Commission adopts Action Plan to further the free movement of workers

In November 1997, the European Commission adopted an Action Plan to improve the conditions for the free movement of workers within the European Union. The Action Plan reinforces previous commitments to completing the single market and aims to improve cooperation between different actors and information about career opportunities in other Member States.

On 12 November 1997, a communication was adopted by the European Commission which presented an Action Plan to improve the conditions for the free movement of workers within the European Union (EU). The right to free movement of workers within the European Union was originally set out in Article 48 of the Treaty of Rome and includes the right for any European citizen to enter the territory of any Member State in order to work or look for work. However, despite the fact that the right to free movement for workers has one of the most developed legal frameworks in EU law, there exist gaps and flaws which were highlighted by the "high-level panel" on the free movement of people in March 1997.

The Action Plan builds upon the recently published Commission proposal for Guidelines for Member States' employment policies for 1998, which stresses the crucial role of labour mobility in the proper functioning of the single market and in the promotion of a skilled, trained and adaptable workforce. The Action Plan also reinforces the commitments agreed at the European Council meeting in Amsterdam in June 1998 concerning the full implementation of the single market (EU9706133N).

The commissioner responsible for employment and social affairs, Padraig Flynn expressed his support for the Action Plan because of the slow progress in labour mobility since the adoption of the main European rules on movement of workers almost 20 years ago. He said that: "We need to take decisive action ... as only 5 million Europeans reside in another Member State and less than 2% of the working age population in the EU consists of people from one Member State working in another ... many European citizens find their attempts to work in another Member State frustrated by legal, administrative and practical obstacles."
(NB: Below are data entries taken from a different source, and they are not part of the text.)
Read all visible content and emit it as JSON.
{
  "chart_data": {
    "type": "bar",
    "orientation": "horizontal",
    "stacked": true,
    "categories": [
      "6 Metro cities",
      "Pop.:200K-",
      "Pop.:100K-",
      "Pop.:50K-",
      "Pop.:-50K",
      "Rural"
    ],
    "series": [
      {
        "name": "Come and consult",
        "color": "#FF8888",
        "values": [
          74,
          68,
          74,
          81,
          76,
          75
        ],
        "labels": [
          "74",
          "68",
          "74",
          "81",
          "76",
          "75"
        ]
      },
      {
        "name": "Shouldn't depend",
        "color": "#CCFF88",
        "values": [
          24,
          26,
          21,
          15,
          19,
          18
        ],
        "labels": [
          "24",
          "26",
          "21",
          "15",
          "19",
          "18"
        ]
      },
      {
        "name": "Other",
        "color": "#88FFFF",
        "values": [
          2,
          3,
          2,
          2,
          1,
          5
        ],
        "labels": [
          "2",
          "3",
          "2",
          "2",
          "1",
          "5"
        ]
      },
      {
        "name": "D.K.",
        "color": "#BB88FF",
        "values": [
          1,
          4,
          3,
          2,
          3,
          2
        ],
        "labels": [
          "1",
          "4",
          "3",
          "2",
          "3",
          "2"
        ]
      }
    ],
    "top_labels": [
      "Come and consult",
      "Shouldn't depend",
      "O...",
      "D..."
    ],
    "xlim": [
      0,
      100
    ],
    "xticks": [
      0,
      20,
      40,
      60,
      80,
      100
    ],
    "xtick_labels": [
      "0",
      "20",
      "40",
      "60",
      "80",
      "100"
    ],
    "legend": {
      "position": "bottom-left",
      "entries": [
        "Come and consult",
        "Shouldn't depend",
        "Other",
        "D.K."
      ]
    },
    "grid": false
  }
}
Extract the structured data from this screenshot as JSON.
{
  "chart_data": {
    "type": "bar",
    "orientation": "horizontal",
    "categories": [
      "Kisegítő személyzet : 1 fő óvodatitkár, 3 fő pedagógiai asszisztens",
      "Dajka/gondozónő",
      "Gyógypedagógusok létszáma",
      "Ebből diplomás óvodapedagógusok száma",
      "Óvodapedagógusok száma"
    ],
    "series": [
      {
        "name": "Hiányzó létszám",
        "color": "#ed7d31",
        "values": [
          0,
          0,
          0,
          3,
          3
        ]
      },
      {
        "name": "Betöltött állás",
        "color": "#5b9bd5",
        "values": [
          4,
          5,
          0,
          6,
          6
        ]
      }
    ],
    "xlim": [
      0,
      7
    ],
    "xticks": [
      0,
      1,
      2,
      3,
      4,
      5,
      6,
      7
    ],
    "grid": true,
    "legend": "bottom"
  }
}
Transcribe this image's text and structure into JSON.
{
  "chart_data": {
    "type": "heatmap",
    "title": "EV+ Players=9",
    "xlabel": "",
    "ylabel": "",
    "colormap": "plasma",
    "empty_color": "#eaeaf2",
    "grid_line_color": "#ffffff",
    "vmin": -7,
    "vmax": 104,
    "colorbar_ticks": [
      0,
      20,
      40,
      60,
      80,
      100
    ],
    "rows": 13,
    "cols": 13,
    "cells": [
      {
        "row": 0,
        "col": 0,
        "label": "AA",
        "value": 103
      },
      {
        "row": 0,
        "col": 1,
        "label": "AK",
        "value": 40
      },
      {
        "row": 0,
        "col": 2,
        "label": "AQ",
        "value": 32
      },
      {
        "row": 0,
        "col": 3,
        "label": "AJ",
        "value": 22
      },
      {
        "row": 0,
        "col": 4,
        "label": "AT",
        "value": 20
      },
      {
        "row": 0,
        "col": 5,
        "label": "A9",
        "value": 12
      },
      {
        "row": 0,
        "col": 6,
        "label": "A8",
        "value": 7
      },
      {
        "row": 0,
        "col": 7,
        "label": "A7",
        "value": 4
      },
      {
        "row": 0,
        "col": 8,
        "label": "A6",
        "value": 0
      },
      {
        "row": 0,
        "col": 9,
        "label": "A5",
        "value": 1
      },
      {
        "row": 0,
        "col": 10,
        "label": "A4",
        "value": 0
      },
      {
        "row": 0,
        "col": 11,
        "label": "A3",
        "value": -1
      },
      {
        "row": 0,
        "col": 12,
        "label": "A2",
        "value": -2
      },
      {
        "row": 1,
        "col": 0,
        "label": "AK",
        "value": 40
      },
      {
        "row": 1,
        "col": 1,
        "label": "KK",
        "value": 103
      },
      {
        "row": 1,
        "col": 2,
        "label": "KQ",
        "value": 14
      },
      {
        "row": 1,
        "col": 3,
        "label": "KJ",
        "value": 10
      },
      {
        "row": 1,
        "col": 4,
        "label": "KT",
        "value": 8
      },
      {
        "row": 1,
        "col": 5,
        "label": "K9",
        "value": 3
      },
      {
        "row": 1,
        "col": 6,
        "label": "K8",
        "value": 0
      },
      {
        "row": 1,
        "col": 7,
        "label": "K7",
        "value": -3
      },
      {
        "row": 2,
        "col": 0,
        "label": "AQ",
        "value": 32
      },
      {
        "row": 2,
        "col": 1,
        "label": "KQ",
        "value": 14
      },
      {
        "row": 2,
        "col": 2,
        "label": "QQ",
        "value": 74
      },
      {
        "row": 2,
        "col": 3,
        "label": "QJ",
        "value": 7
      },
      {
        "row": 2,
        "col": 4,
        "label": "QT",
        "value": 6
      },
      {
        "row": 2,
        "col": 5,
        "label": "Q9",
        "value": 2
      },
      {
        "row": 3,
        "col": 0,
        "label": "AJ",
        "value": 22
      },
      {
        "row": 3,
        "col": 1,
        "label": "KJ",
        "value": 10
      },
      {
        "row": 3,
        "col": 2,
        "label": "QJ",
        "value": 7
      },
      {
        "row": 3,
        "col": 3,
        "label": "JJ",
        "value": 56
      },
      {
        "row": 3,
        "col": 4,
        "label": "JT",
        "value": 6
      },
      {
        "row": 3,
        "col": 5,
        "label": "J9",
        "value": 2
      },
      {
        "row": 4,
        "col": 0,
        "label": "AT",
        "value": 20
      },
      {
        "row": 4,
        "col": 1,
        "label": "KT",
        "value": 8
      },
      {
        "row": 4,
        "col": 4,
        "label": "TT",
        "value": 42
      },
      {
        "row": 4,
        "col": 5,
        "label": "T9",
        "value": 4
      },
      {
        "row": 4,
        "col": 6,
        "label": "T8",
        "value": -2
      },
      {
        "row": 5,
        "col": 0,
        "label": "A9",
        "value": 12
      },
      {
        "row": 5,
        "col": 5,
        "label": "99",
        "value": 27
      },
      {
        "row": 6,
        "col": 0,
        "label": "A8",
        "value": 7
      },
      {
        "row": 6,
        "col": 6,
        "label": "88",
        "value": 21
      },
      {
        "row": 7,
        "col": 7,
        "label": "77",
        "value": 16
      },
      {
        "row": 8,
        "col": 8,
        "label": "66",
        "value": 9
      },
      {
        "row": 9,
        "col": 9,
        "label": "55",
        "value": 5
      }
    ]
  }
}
The comprehensive approach to free movement of workers set out by the Action Plan has five aspects.

  • Improve and adapt existing legislation to facilitate free movement of workers, notably in the fields of: right of residence; family reunion; equal treatment concerning social and tax advantages; equal treatment and social integration of the worker's family; coordination of social security; education and training; supplementary pensions; and inclusion of third-country nationals in the system of coordination for social security. (The last two issues are already the subject of legislative proposals - EU9710156N and EU9711162N.)
  • Make the labour market more transparent through the establishment, by 2000, of a system of enhanced cooperation among public employment services aimed at offering jobseekers, wherever they live, information on vacancies, training opportunities and working conditions, wherever they would like to move.
  • Developing active cooperation with national authorities so as to ensure the efficient functioning of the existing legal framework, by upgrading administrative coordination and information mechanisms for citizens and enterprises, setting up specific contact points for migrant workers and improving c-operation with the social partners.
  • Make the right to free movement better known among the actors in the labour market, through the existing information structures and campaigns, highlighting the benefits for training and recruitment possibilities of a "single space of professional mobility".
  • Develop innovative projects under Article 6 of the European Social Fund (ESF) Regulation. The ESF will finance projects supporting free movement of workers and a call for projects will be launched in early 1998.

The Action Plan seeks to involve all concerned - such as citizens, national, regional and local authorities and social partners - to participate in the reinforcement of the above mechanisms that will further the free movement of workers.